Но вы упускаете главное — я ведь предлагаю не очередную социалистическую революцию и не тотальный сталинский террор. Всего лишь систему точечных уколов в нервные узлы. Известные и вам, и мне. Чтобы армия разбежалась или капитулировала, нет необходимости убивать каждого солдата. Достаточно уничтожить, в быстром темпе, штабы и системы связи. Или, как писал товарищ Жданов товарищу Сталину: «Мы подрубим столбы. Заборы повалятся сами».
Уголовный кодекс сам по себе просто не слишком толстая и довольно скучная книжка. Только Высоцкий получал удовольствие, читая с любой страницы и до конца. Остап Бендер предпочитал его просто «чтить». Кодекс не имеет целью полное искоренение преступности, он лишь расставляет ориентиры и определяет «меру воздаяния».

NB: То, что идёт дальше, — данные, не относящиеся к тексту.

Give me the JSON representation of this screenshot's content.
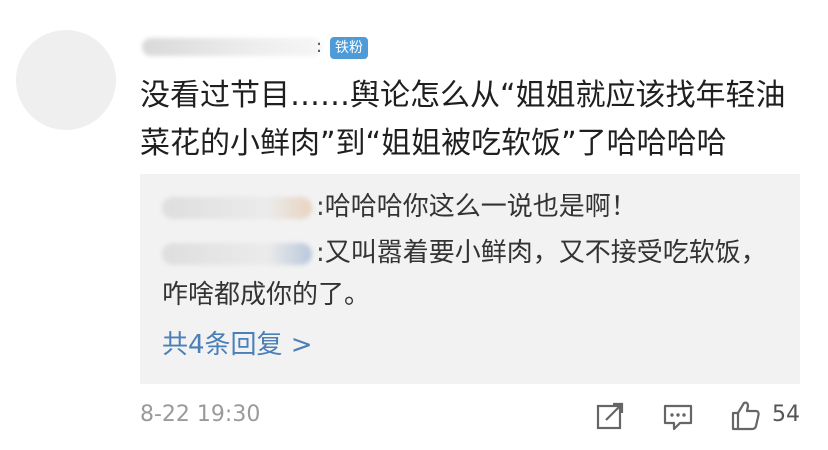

Того же хотим добиться мы. В новых условиях и на другой основе. Вы ведь изучали историю права. Кодекс Хаммурапи был весьма революционным документом для своего времени. Кодекс Наполеона — тоже. Этот, — Вадим показал президенту книжечку, — давно и безнадёжно устарел…
— Опрометчивое суждение.
— Устарел, — непреложным тоном повторил Фёст, — поскольку не выполняет своего главного предназначения. Точнее — полностью его искажает. Из него, к примеру, практически изъято понятие «конфискации» — альфа и омега борьбы с экономическими преступлениями. Он позволяет судьям давать за государственные преступления условные сроки, оправдывать наркобаронов и торговцев казённым тяжёлым оружием, оставляя в неприкосновенности полномасштабные репрессии за кражу курицы или мобильного телефона. Причём власть совершенно не волнует факт, что содержание под стражей мелкого воришки обходится в сотни раз дороже цены украденного.